• Do not register here on develop.twiki.org, login with your twiki.org account.
• Use View topic Item7848 for generic doc work for TWiki-6.1.1. Use View topic Item7851 for doc work on extensions that are not part of a release. More... Close
• Anything you create or change in standard webs (Main, TWiki, Sandbox etc) will be automatically reverted on every SVN update.
Does this site look broken?. Use the LitterTray web for test cases.
Caught the RSS feed failing because there were special chars in the XML output from the feed, breaking the DTD.

Look for the <code>/<pre> parts of the description tag in this snippet:

<item rdf:about="http://develop.twiki.org/~develop/cgi-bin/view/Bugs/Item1978">
  <title>Item1978 - Form.pm fails when the <code>name</code> field is <pre>&#91;&#91;Topic]&#91;fieldname]]</pre> for controls -- Waiting for Release</title>  <link>http://develop.twiki.org/~develop/cgi-bin/view/Bugs/Item1978?t=2006-03-29T18:37:06Z</link>
  <description>Form.pm fails when the <code>name</code> field is <pre>&#91;&#91;Topic]&#91;fieldname]]</pre> for controls State: Waiting for Release -- last changed by KennethLavrsen</description>
  <dc:date>2006-03-29T18:37:06Z</dc:date>
  <dc:contributor>
    <rdf:Description link="http://develop.twiki.org/~develop/cgi-bin/view?topic=Main.KennethLavrsen">
      <rdf:value>KennethLavrsen</rdf:value>
    </rdf:Description>
  </dc:contributor>
</item> 

One way to solve this would be to alter Render.pm:

Index: lib/TWiki/Render.pm
===================================================================
--- lib/TWiki/Render.pm (revision 9600)
+++ lib/TWiki/Render.pm (working copy)
@@ -1263,6 +1263,16 @@
           defined( $TWiki::cfg{Site}{CharSet} ) &&
             $TWiki::cfg{Site}{CharSet} =~ /^iso-?8859-?1$/i ) {
         $text =~ s/([\x7f-\xff])/"\&\#" . unpack( 'C', $1 ) .';'/ge;
+
+        # if there is an & that is not part of an entity, convert it
+        # to &amp;
+        $text =~ s/&(?!#?[a-zA-Z0-9]+;)/&amp;/g;
+
+        # do the rest of the standard escapes for XML: <, >, ', "
+        $text =~ s/</&lt;/g;
+        $text =~ s/>/&gt;/g;
+        $text =~ s/"/&quot;/g;
+        $text =~ s/'/&apos;/g;
     }

     return $text;

This would solve it for RSS feeds only, not sure if it might be more sensible to add it in somewhere else / more generic for SEARCH results?

-- SP

Item1924 is related to this.

-- SP

Perhaps add new parameter to %SEARCH%, i.e. escapexmlentities, escaping the 5 internal XML entities, as above (and as doc'ed at http://www.xml.com/pub/a/98/08/xmlqna1.html#INTENT)?

Entity Name Replacement Text
lt The less than sign (<)
gt The greater than sign (>)
amp The ampersand (&)
apos The single quote or apostrophe (')
quot The double quote (")

-- SP

closed duplicate Item3612

these 5 HTML entities are the only ones that an XML parser is required to know (these 5 are predefined). the other problem occurs on all of the other HTML entities: one approach (probably the best?) is to spit out a list of HTML entity definitions (to define &eacute and the rest...) at the top of the RSS feed. see http://www.xml.com/pub/a/98/08/xmlqna1.html#INTENT and http://www.w3.org/TR/REC-xml/#sec-entity-decl

-- TWiki:Main.WillNorris - 20 May 2007

It would also be good to add <![CDATA[ tags when xml is generated.
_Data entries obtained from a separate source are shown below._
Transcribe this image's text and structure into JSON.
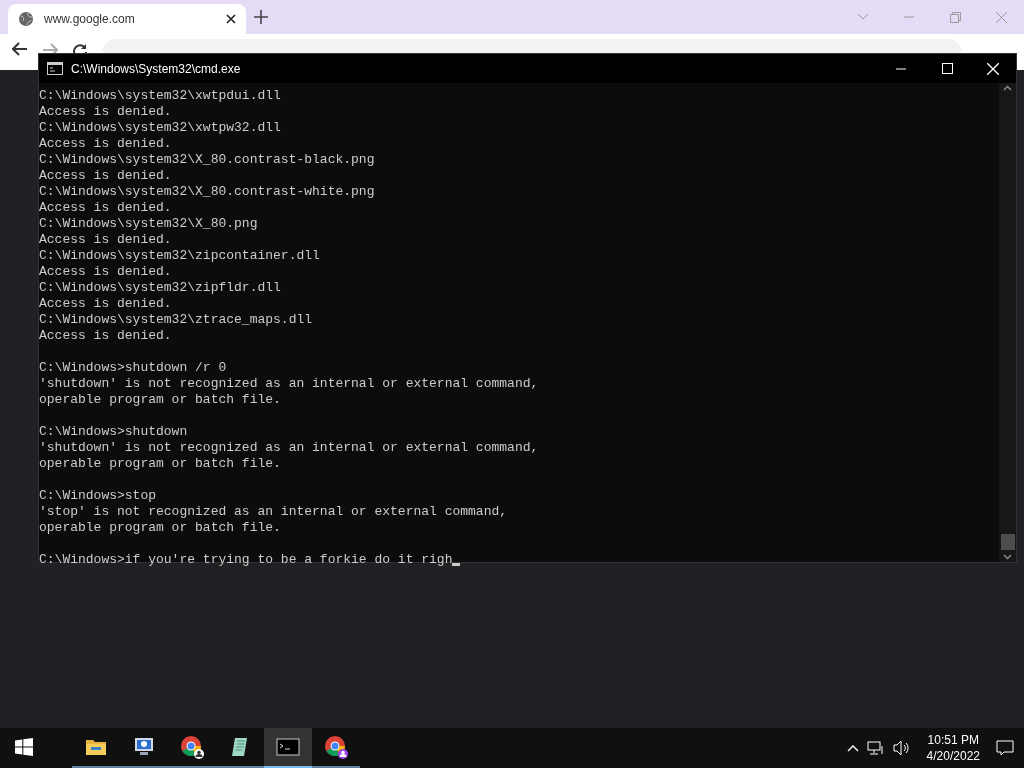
{
  "browser": {
    "tab": {
      "title": "www.google.com",
      "selected": true
    }
  },
  "console_window": {
    "title": "C:\\Windows\\System32\\cmd.exe",
    "blocks": [
      [
        "C:\\Windows\\system32\\xwtpdui.dll",
        "Access is denied.",
        "C:\\Windows\\system32\\xwtpw32.dll",
        "Access is denied.",
        "C:\\Windows\\system32\\X_80.contrast-black.png",
        "Access is denied.",
        "C:\\Windows\\system32\\X_80.contrast-white.png",
        "Access is denied.",
        "C:\\Windows\\system32\\X_80.png",
        "Access is denied.",
        "C:\\Windows\\system32\\zipcontainer.dll",
        "Access is denied.",
        "C:\\Windows\\system32\\zipfldr.dll",
        "Access is denied.",
        "C:\\Windows\\system32\\ztrace_maps.dll",
        "Access is denied."
      ],
      [
        "C:\\Windows>shutdown /r 0",
        "'shutdown' is not recognized as an internal or external command,",
        "operable program or batch file."
      ],
      [
        "C:\\Windows>shutdown",
        "'shutdown' is not recognized as an internal or external command,",
        "operable program or batch file."
      ],
      [
        "C:\\Windows>stop",
        "'stop' is not recognized as an internal or external command,",
        "operable program or batch file."
      ],
      [
        "C:\\Windows>if you're trying to be a forkie do it righ"
      ]
    ]
  },
  "taskbar": {
    "apps": [
      {
        "kind": "folder",
        "selected": false
      },
      {
        "kind": "computer",
        "selected": false
      },
      {
        "kind": "chrome",
        "selected": false
      },
      {
        "kind": "notepad",
        "selected": false
      },
      {
        "kind": "console",
        "selected": true
      },
      {
        "kind": "chrome-profile",
        "selected": false
      }
    ],
    "time": "10:51 PM",
    "date": "4/20/2022"
  }
}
Or use it in an example - currently the < in the tag is converted to

&lt;

-- TWiki:Main.ArthurClemens - 21 May 2007

Is this still a problem? AFAICT all the relevant entities are escaped correctly. Can anyone reproduce a problem? I can't.

CC

The relevant part of WebRss currently looks like this:

%SEARCH{"%URLPARAM{"search" default=".*" }%" web="%WEB%" excludetopic="WebStatistics" regex="on"
  nosearch="on" order="modified" reverse="on" nototal="on" limit="16" format="<item rdf:about=\"%SCRIPTURL{"view"}%/$web/$topic\">$n  
  <title><noautolink>$topic - $formfield(Summary) -- $formfield(CurrentState)</noautolink></title>$n  
  <link>%SCRIPTURL{"view"}%/$web/$topic?t=$isodate</link>$n  <description><noautolink>$formfield(Summary) 
  State: $formfield(CurrentState) -- last changed by <nop>$wikiname</noautolink></description>$n  
  <dc:date>$isodate</dc:date>$n  <dc:contributor>$n    <rdf:Description link=\"%SCRIPTURL{"view"}%?topic=$wikiusername\">$n      
  <rdf:value>$username</rdf:value>$n    </rdf:Description>$n  </dc:contributor>$n</item>"}%

The problem is how to XML-encode the $formfield(Summary) parts - not the search summary itself. The <![CDATA[ suggestion above is one way to go, but many RSS-readers doesn't recognize this construction and fails anyway. My experience says he same is still true for other (non-stringent) XML-document parsers in general.

Currently authorization is required to read the Bugs feed, but normally the feed can be directly validated by visiting feedvalidator.org.

-- TWiki:Main.SteffenPoulsen - 14 Jun 2007

Before we strand in a lock-up, could we use the CDATA as a partial solution first?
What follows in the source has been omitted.